2015 yılında eğitimde dijital dönüşüme yönelik projeleri hayata geçirmeye başlayan ve ülkemizin ortaöğretimi için dijital dönüşümde model okul olma hedefini koyan Darüşşafaka Eğitim Kurumları, 31 Ağustos’ta Darüşşafaka TİM Gösteri Merkezi’nde tüm akademik kadrosuna yönelik “Eğitimde Dijital Dönüşüm” başlıklı semineri organize etti. Darüşşafaka Cemiyeti Yönetim Kurulu Üyesi ve Dijital Dönüşüm Komisyon Üyesi Hayri Cem (DŞ'78) tarafından verilen seminerde dijital dönüşümde yapılması gerekenlere mercek tutuldu.
İnsanların pek çok alışkanlığının dijital teknolojiler sayesinde değiştiğini belirten Cem, “Artık sahip olduğumuz teknolojiler vasıtasıyla işlerimizi evden hallediyoruz. Çocuklarımız sabah yataktan çıkmadan derslerine giriyorlar. Çoğumuz, çarşı pazar dolaşmadan, alışverişlerimizi internet üzerinden yapmayı hızla öğrendik, hatta sevdik. Bu yeni yaşam tarzının geri dönüşü yok. Bu yeni koşullarda yaşamaya alışacağız.” dedi.
Önümüzdeki 10 yıl içinde mevcut eğitim sisteminin çok değişeceğini belirten Cem, “Öncelikle, çok bilgili öğretmenler yerine, bilginin nerede olduğunu bilen ve bilgiyi projeye, üretime dönüştürmek için yol gösteren kişiler öğretmenlik yapacaklar. Eğitim ömür boyu süren bir öğrenme sürecine dönüşecek. Klasik sınıfların yerini metaverse sınıfları alacak. Büyük ihtimalle üniversitelerin yerini de sertifika programları alacak. Uzaktan çalışma biçimi her geçen gün artacak. Z kuşağı da bugünleri nostalji olarak anacak.” diye konuştu.

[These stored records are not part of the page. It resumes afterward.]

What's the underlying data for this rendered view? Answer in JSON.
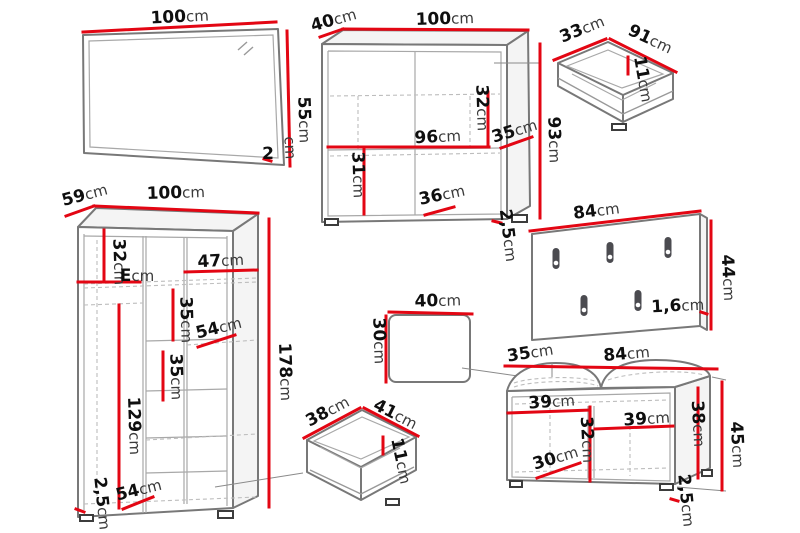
{
  "page": {
    "background": "#ffffff",
    "kind": "furniture-dimensions-diagram"
  },
  "colors": {
    "dimension_line": "#e30613",
    "outline": "#787878",
    "inner_line": "#a8a8a8",
    "hidden_line": "#bdbdbd",
    "number_text": "#0f0f0f",
    "unit_text": "#3a3a3a",
    "hook": "#4b4b50"
  },
  "unit": "cm",
  "pieces": {
    "mirror": {
      "width": {
        "v": "100",
        "u": "cm"
      },
      "height": {
        "v": "55",
        "u": "cm"
      },
      "thickness": {
        "v": "2",
        "u": "cm"
      }
    },
    "sideboard": {
      "depth": {
        "v": "40",
        "u": "cm"
      },
      "width": {
        "v": "100",
        "u": "cm"
      },
      "inner_width": {
        "v": "96",
        "u": "cm"
      },
      "inner_right_height": {
        "v": "32",
        "u": "cm"
      },
      "inner_left_height": {
        "v": "31",
        "u": "cm"
      },
      "bottom_width": {
        "v": "36",
        "u": "cm"
      },
      "side_depth": {
        "v": "35",
        "u": "cm"
      },
      "height": {
        "v": "93",
        "u": "cm"
      },
      "plinth": {
        "v": "2,5",
        "u": "cm"
      }
    },
    "drawer_top": {
      "depth": {
        "v": "33",
        "u": "cm"
      },
      "width": {
        "v": "91",
        "u": "cm"
      },
      "height": {
        "v": "11",
        "u": "cm"
      }
    },
    "coat_rack": {
      "width": {
        "v": "84",
        "u": "cm"
      },
      "height": {
        "v": "44",
        "u": "cm"
      },
      "thickness": {
        "v": "1,6",
        "u": "cm"
      }
    },
    "wardrobe": {
      "depth": {
        "v": "59",
        "u": "cm"
      },
      "width": {
        "v": "100",
        "u": "cm"
      },
      "top_section_height": {
        "v": "32",
        "u": "cm"
      },
      "shelf_depth": {
        "v": "E",
        "u": "cm"
      },
      "shelf_width_top": {
        "v": "47",
        "u": "cm"
      },
      "shelf_gap_upper": {
        "v": "35",
        "u": "cm"
      },
      "shelf_width_mid": {
        "v": "54",
        "u": "cm"
      },
      "shelf_gap_lower": {
        "v": "35",
        "u": "cm"
      },
      "hanging_height": {
        "v": "129",
        "u": "cm"
      },
      "height": {
        "v": "178",
        "u": "cm"
      },
      "plinth": {
        "v": "2,5",
        "u": "cm"
      },
      "shelf_width_bottom": {
        "v": "54",
        "u": "cm"
      }
    },
    "seat_cushion": {
      "width": {
        "v": "40",
        "u": "cm"
      },
      "depth": {
        "v": "30",
        "u": "cm"
      }
    },
    "drawer_bottom": {
      "depth": {
        "v": "38",
        "u": "cm"
      },
      "width": {
        "v": "41",
        "u": "cm"
      },
      "height": {
        "v": "11",
        "u": "cm"
      }
    },
    "bench": {
      "cushion_depth": {
        "v": "35",
        "u": "cm"
      },
      "width": {
        "v": "84",
        "u": "cm"
      },
      "left_compartment_width": {
        "v": "39",
        "u": "cm"
      },
      "right_compartment_width": {
        "v": "39",
        "u": "cm"
      },
      "middle_height": {
        "v": "32",
        "u": "cm"
      },
      "bottom_width": {
        "v": "30",
        "u": "cm"
      },
      "inner_height": {
        "v": "38",
        "u": "cm"
      },
      "plinth": {
        "v": "2,5",
        "u": "cm"
      },
      "height": {
        "v": "45",
        "u": "cm"
      }
    }
  }
}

Endüstriyel devrimlerin sadece üretim biçimlerini değil, toplumsal yaşamın tüm kademelerinde de çok köklü değişimlere neden olduğunu ifade eden Cem, “Kapısından girmekte olduğumuz bu yeni çağda dijitalleşmeyecek ya da dijital gelişmeleri az ya da çok kullanmayacak bir meslek yok gibidir.” diyerek sözlerini şu şekilde sürdürdü: “Gelecekte bu trend daha da artacaktır. Bu gelişme elbette eğitim kurumlarını etkileyecektir. Endüstri gelişimine çok önemli katkılar sağlayan eğitim kurumları, yeni çağa adapte olabilmek için çok büyük yapısal değişiklikler geçirmek zorundadır.”

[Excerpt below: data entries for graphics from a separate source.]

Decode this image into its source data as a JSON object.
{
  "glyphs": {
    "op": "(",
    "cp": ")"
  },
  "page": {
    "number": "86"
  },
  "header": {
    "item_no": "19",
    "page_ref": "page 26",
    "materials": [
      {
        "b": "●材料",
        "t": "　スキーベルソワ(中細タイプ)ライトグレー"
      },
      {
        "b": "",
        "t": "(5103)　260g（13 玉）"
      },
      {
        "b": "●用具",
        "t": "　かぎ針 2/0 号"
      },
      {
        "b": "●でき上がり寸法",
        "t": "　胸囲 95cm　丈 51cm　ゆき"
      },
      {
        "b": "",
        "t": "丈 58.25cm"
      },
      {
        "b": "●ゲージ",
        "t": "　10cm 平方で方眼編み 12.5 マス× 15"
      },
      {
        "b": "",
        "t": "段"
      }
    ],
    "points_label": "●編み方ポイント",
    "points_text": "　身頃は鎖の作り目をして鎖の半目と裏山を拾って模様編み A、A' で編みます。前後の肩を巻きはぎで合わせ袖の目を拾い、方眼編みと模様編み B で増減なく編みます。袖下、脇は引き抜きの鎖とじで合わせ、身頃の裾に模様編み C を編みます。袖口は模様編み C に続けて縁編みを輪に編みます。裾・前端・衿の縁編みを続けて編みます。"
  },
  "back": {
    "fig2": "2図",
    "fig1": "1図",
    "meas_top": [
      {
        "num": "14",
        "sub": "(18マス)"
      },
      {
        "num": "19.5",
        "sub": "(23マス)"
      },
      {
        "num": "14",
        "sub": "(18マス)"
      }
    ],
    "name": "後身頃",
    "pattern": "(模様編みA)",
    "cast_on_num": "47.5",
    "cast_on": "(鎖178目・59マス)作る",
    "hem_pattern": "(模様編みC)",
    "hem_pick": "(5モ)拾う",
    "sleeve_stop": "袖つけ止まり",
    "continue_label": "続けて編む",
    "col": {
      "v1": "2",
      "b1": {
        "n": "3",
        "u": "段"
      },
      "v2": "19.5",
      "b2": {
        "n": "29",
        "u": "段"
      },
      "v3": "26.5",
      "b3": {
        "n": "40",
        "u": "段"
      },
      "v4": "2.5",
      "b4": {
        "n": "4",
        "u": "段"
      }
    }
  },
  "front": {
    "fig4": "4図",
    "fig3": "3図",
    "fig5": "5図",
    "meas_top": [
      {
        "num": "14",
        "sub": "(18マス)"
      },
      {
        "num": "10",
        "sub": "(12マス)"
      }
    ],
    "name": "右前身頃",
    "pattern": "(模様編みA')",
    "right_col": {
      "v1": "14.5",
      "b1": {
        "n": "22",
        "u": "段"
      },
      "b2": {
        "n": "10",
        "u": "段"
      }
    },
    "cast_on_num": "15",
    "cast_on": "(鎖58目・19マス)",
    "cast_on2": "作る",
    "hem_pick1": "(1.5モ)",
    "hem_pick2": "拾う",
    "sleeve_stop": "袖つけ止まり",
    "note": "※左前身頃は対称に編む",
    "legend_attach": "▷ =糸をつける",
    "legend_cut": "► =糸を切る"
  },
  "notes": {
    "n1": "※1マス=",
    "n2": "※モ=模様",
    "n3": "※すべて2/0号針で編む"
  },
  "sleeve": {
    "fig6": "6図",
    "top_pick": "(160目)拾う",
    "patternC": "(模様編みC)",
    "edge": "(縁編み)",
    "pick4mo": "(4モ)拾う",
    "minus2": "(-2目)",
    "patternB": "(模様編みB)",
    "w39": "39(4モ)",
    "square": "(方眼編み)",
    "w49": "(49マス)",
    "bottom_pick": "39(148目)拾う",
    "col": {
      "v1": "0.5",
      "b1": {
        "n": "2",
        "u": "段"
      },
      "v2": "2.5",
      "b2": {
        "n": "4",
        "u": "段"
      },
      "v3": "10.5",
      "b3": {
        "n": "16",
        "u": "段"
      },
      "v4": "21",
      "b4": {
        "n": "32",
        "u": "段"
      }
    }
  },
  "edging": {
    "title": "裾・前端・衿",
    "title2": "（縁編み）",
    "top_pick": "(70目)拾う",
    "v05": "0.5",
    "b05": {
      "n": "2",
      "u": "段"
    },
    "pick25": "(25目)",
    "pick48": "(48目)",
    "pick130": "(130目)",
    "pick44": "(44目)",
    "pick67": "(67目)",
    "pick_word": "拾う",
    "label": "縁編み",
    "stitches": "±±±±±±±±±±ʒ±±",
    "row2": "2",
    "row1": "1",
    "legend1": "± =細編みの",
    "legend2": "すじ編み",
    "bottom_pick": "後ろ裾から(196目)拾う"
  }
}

Pandemi sürecinin hızlandırdığı uzaktan eğitim felsefesinin, sınıflarda yapılan, sistematik olarak planlanmış ders günü ve saatlerinde gerçekleştirilen eğitimi ortadan kaldırdığını da sözlerine ekleyen Cem; uzaktan eğitim sisteminin Z kuşağı için çok uygun bir sistem olduğunu, öğrencilerin dersleri diledikleri gün ve saatte, diledikleri mekânda izlemelerinin, öğrenci performanslarını arttırdığını belirtti.

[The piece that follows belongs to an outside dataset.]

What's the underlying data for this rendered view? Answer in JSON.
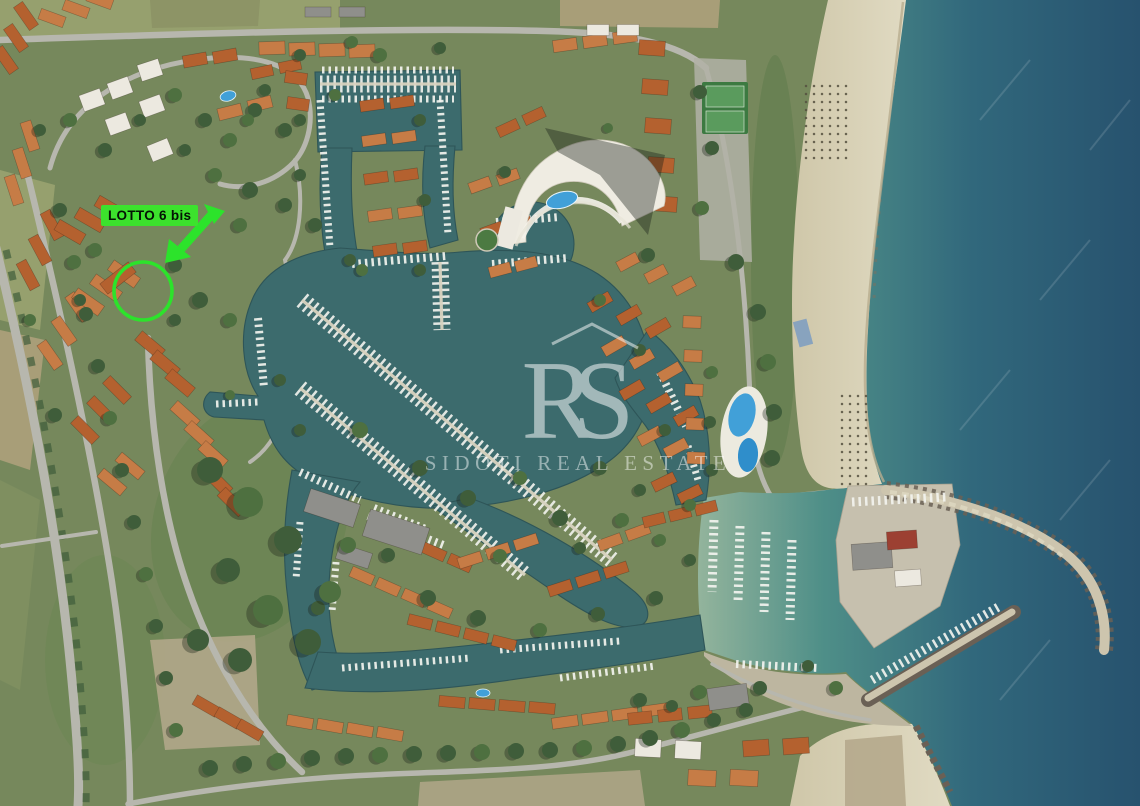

Eğitimcilerin amacının bu yeni dünyayı şekillendirip, yönetecek, geliştirecek bireyler yetiştirmek olması gerektiğini kaydeden Cem, “Bu amaca ulaşabilmek için de öğrencilerimizi daha iyi anlamalı, öğrencilerimizin ilgi alanlarını öngörmeli, dünyadaki eğitim trendlerini kavramalı ve takip etmeli, öğrencilere daha kişiselleştirilmiş bir eğitim deneyimi yaşatmalı, daha akıllı eğitim metotları ve araçları geliştirmeli, kilit eğitim süreçlerini otomatikleştirmeli ve eğitim etkinliğimizi iyileştirmeliyiz.” görüşlerini dile getirdi.